The UK seems to have a great mix of both creative and also technically innovative craftsmen, we are bold in our visions but I believe sensitive to what we create. Our designers have that spark of pushing boundaries in every way.

I think the scene in London is about what the city has to offer us and the fusion of many things in one place. In one day you can smell the moon, visit a dead house, spend an hour drawing in a room painted solely by Turner, admire the technical skills of the Victorian walrus, run around the Science museum dressed as a cockroach, see the stars or hang out with a Vangoth if you felt like it! It's the heritage and imagination all around London that inspires our creativity.

THEUNSEEN LTD

Lauren (far right) and THE UNSEEN team.

What is the importance of creativity and craft within your work?

Creativity is the key to what we do here at TheUnseen in every aspect, from concept to research, design, process and production; we try to innovate at every stage. I believe that creativity unlocks the solutions when combining technology with matter for the human.

As a young company based in the UK we are focused on the UK market, creating an appetite here for what we do, but ultimately I see TheUnseen as a global brand with a British iconic face that is current to today, using new tools and delivering ideas to audiences through art, performance and product.
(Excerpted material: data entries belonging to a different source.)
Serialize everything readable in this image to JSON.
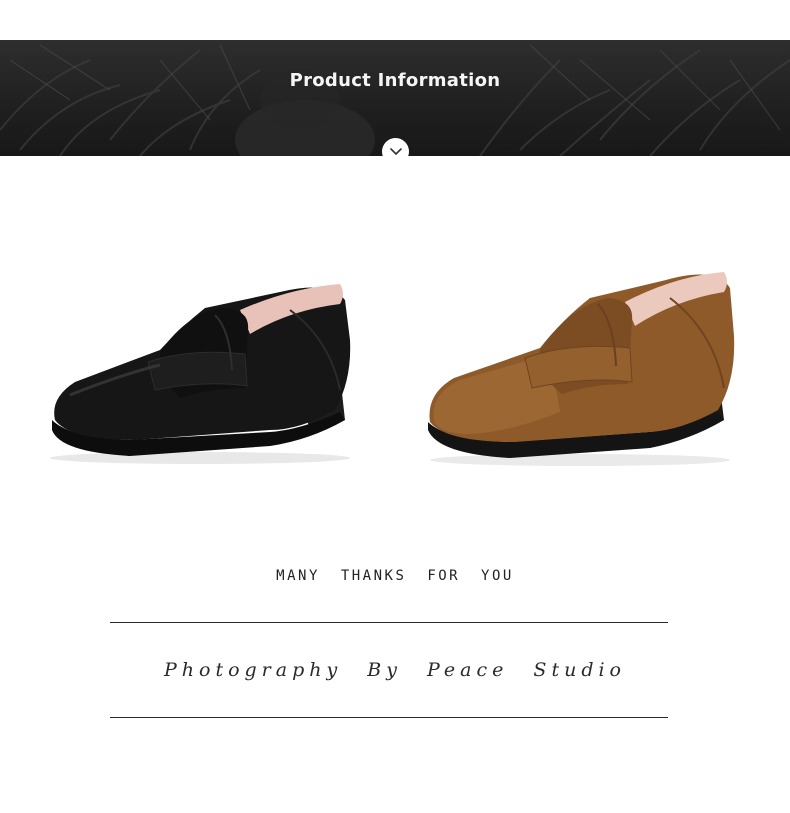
{
  "banner": {
    "title": "Product Information",
    "toggle_icon": "chevron-down-icon"
  },
  "products": [
    {
      "color": "black",
      "hex": "#141414"
    },
    {
      "color": "brown",
      "hex": "#8b5a2b"
    }
  ],
  "footer": {
    "thanks": "MANY THANKS FOR YOU",
    "credit": "Photography By Peace Studio"
  }
}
Globally, I believe there is too much emphasis on electronics and computational type wearables within the market.  I've been invited to speak at SXSW and I hope my talk will inspire people to look deeper at the term “wearables” and to see the unseen in it.

Lauren was one of our 2014 British Council/ h Club 100 creative entrepreneurs of the year.  She will talk at SXSW on the Next Stage on March 16 2015 at 12.30pm.